I'm hoping GDC has a bunch of real solid info about DXR implementations and alternatives. Because it's industry info, they do usually share some performance metrics along with the details of solutions.

 

[OCASM]

More UE4 DXR goodness. Shadows and GI (1 and 2 bounces) in a large scale terrain:

 

[MfA]

Ultimately ideas have to be proved out in consumer products. That's how you know they're ready for prime time, when they actually get used. Right now DXR is being used to varying degrees.

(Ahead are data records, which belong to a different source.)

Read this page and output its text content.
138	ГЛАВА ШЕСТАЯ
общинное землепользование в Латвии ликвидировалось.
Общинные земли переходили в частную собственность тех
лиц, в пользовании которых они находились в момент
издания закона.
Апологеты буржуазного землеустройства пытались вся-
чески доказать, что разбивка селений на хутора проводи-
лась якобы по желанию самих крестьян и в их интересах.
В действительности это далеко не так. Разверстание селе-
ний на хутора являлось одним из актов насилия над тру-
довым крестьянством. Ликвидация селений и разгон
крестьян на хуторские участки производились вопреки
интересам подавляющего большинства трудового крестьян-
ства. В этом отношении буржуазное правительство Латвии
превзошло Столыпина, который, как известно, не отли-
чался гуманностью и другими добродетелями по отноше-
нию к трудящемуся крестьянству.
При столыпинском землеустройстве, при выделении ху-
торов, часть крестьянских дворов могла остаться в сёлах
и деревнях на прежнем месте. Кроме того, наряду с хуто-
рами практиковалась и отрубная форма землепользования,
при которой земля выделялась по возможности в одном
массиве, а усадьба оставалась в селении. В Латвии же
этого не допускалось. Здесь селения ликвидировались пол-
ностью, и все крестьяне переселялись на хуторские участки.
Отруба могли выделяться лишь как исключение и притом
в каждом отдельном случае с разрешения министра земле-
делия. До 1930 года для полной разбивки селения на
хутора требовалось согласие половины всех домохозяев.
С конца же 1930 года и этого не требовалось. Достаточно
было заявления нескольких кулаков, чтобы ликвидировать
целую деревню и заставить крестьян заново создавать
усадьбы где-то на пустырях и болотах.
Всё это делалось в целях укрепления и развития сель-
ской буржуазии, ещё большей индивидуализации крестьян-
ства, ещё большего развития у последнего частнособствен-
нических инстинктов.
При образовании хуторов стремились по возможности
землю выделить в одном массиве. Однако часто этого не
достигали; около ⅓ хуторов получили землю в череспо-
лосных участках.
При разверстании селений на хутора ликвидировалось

Not when there's so much money involved in pushing solutions for competitive advantage.

 

[Shifty Geezer]

Can we please keep the business considerations of RTX - why it exists - outside of this thread, and just focus on RTX as a technology and how it compares to other solutions and how future solutions would/should/could best be progressed.

 

[Shifty Geezer]

More UE4 DXR goodness. Shadows and GI (1 and 2 bounces) in a large scale terrain:

I love the look of the lighting in all such demos. The clean white focusses entirely on the beauty of the light and shadow in terms of form. A few games have gone with this style and they'd be well served with a next-gen lighting solution.

One thing I find curious about RTX examples is the temporal element. Here, it's quite apparent in the lag in the shadows. The volumetric solutions suffer from lighting lag as a result of the algorithm, but I don't understand it in the RT examples. Is it a result of the denoising accumulating temporal samples?